Japan's Emperor Akihito and Empress Michiko wave to bid farewell as they departure from the Phu Bai airport in the central city of Hue, Vietnam for Thailand, ending their six-day long royal visit in the southeast communist country Sunday, March 5, 2017. (Hoang Dinh Nam/Pool Photo via AP)

Japanese Emperor Akihito has paid his respects to the late Thai King Bhumibol Adulyadej, arriving in Bangkok following a weeklong trip to Vietnam aimed at winning support against Chinese expansionism

BANGKOK — Japanese Emperor Akihito paid his respects to the late Thai King Bhumibol Adulyadej on Sunday, arriving in Bangkok following a weeklong trip to Vietnam aimed at winning support against Chinese expansionism.

The monarchies — two of a handful remaining in Asia — have maintained close ties. Bhumibol first visited Japan in 1963, touching off a decades-long friendship with numerous visits back and forth, most recently a visit by Akihito to Thailand in 2006.

Akihito, accompanied by his wife, Empress Michiko, laid wreathes and signed a condolence book at the Grand Palace in Bangkok. He later met with King Vajiralongkorn Bodindradebayavarangkun, who ascended the throne after the death of his widely revered father in October.

The emperor's two-day visit to Bangkok comes as Thailand tilts closer to China, Japan's main rival in East Asia.

Thailand and Japan have traditionally enjoyed close relations, unburdened by the legacy of World War II that has complicated Japan's relations with other Asian countries.
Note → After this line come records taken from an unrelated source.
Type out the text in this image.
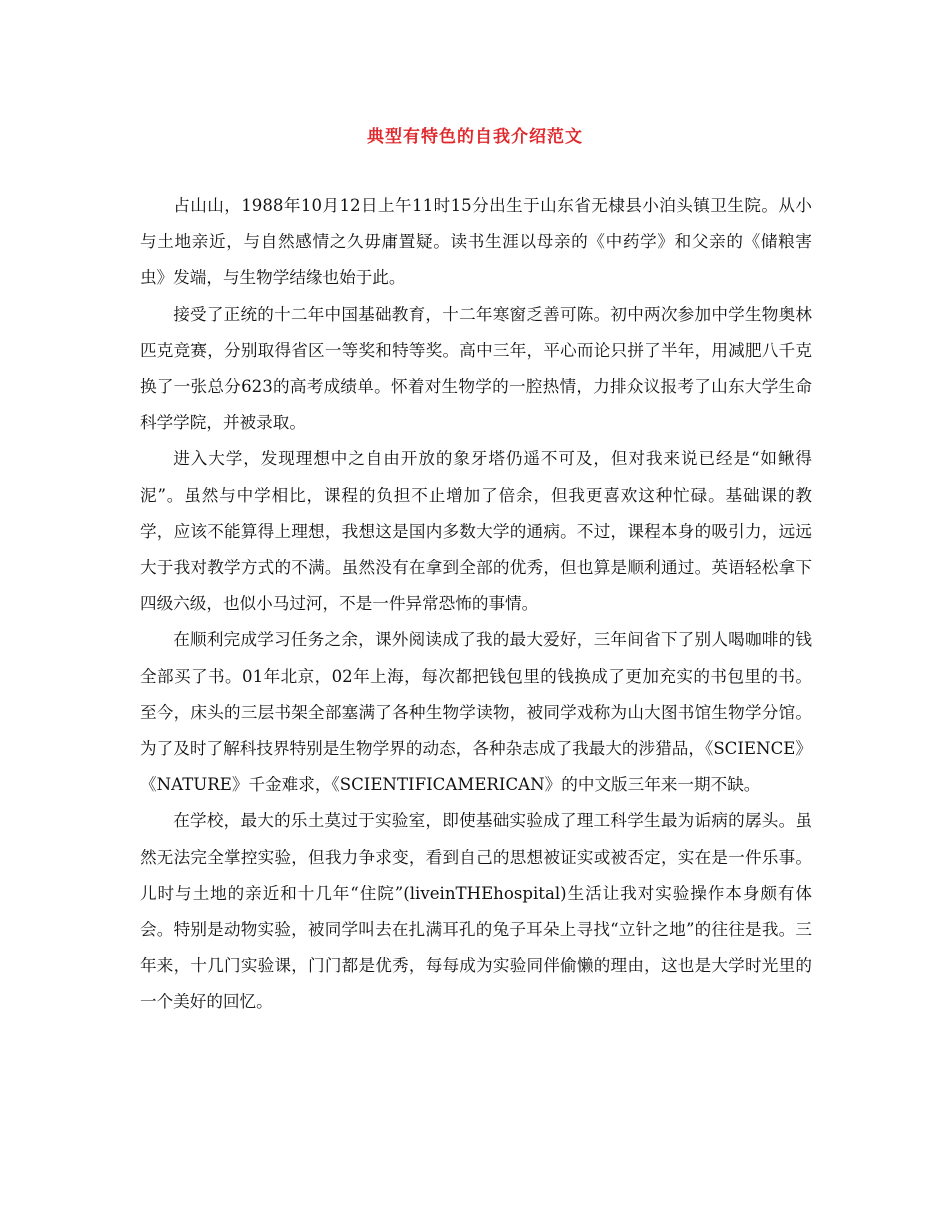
典型有特色的自我介绍范文

占山山，1988年10月12日上午11时15分出生于山东省无棣县小泊头镇卫生院。从小与土地亲近，与自然感情之久毋庸置疑。读书生涯以母亲的《中药学》和父亲的《储粮害虫》发端，与生物学结缘也始于此。

接受了正统的十二年中国基础教育，十二年寒窗乏善可陈。初中两次参加中学生物奥林匹克竞赛，分别取得省区一等奖和特等奖。高中三年，平心而论只拼了半年，用减肥八千克换了一张总分623的高考成绩单。怀着对生物学的一腔热情，力排众议报考了山东大学生命科学学院，并被录取。

进入大学，发现理想中之自由开放的象牙塔仍遥不可及，但对我来说已经是“如鳅得泥”。虽然与中学相比，课程的负担不止增加了倍余，但我更喜欢这种忙碌。基础课的教学，应该不能算得上理想，我想这是国内多数大学的通病。不过，课程本身的吸引力，远远大于我对教学方式的不满。虽然没有在拿到全部的优秀，但也算是顺利通过。英语轻松拿下四级六级，也似小马过河，不是一件异常恐怖的事情。

在顺利完成学习任务之余，课外阅读成了我的最大爱好，三年间省下了别人喝咖啡的钱全部买了书。01年北京，02年上海，每次都把钱包里的钱换成了更加充实的书包里的书。至今，床头的三层书架全部塞满了各种生物学读物，被同学戏称为山大图书馆生物学分馆。为了及时了解科技界特别是生物学界的动态，各种杂志成了我最大的涉猎品，《SCIENCE》《NATURE》千金难求，《SCIENTIFICAMERICAN》的中文版三年来一期不缺。

在学校，最大的乐土莫过于实验室，即使基础实验成了理工科学生最为诟病的孱头。虽然无法完全掌控实验，但我力争求变，看到自己的思想被证实或被否定，实在是一件乐事。儿时与土地的亲近和十几年“住院”(liveinTHEhospital)生活让我对实验操作本身颇有体会。特别是动物实验，被同学叫去在扎满耳孔的兔子耳朵上寻找“立针之地”的往往是我。三年来，十几门实验课，门门都是优秀，每每成为实验同伴偷懒的理由，这也是大学时光里的一个美好的回忆。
After a brief struggle, Thailand formally became Japan's ally through much of the war, suffering little of the destruction wrought on others like China, Myanmar and the Philippines.

But following a 2014 coup, Thailand's Western allies cut back on assistance, pushing the country's ruling military junta closer to Beijing.
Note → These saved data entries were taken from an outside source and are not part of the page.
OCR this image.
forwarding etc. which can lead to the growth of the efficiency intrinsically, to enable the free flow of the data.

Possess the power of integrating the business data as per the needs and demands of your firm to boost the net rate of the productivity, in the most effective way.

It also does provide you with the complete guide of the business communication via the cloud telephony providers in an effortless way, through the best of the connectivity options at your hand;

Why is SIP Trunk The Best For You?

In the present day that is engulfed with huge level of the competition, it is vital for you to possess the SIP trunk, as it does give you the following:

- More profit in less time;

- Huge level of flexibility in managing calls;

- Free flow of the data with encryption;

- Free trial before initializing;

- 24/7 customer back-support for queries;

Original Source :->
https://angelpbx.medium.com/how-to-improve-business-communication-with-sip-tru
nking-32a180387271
"The visit is symbolic of Japan's interest in boosting Japanese-Thai relations at a time when China seems to enjoy favor in Bangkok," said Paul Chambers, research director at the Institute of Southeast Asian Affairs.

China frightens many in Southeast Asia with expansionist policies in the South China Sea. But China's claims do not clash with Thai territorial waters, paving the way for friendly relations.

The 83-year-old emperor is Japan's constitutional head of state, a role symbolic rather than political. However, his trips often serve to bolster relations with nations friendly to Tokyo.

The emperor's itinerary has been packed with visits across Southeast Asia, a move aimed at shoring up a regional bulwark against China. Vietnam, which has sparred with China over territorial waters, rolled out the red carpet for Akihito's visit last week. In January 2016, the Japanese imperial family visited the Philippines, which also has disputes with China, paying its respects at a World War II memorial.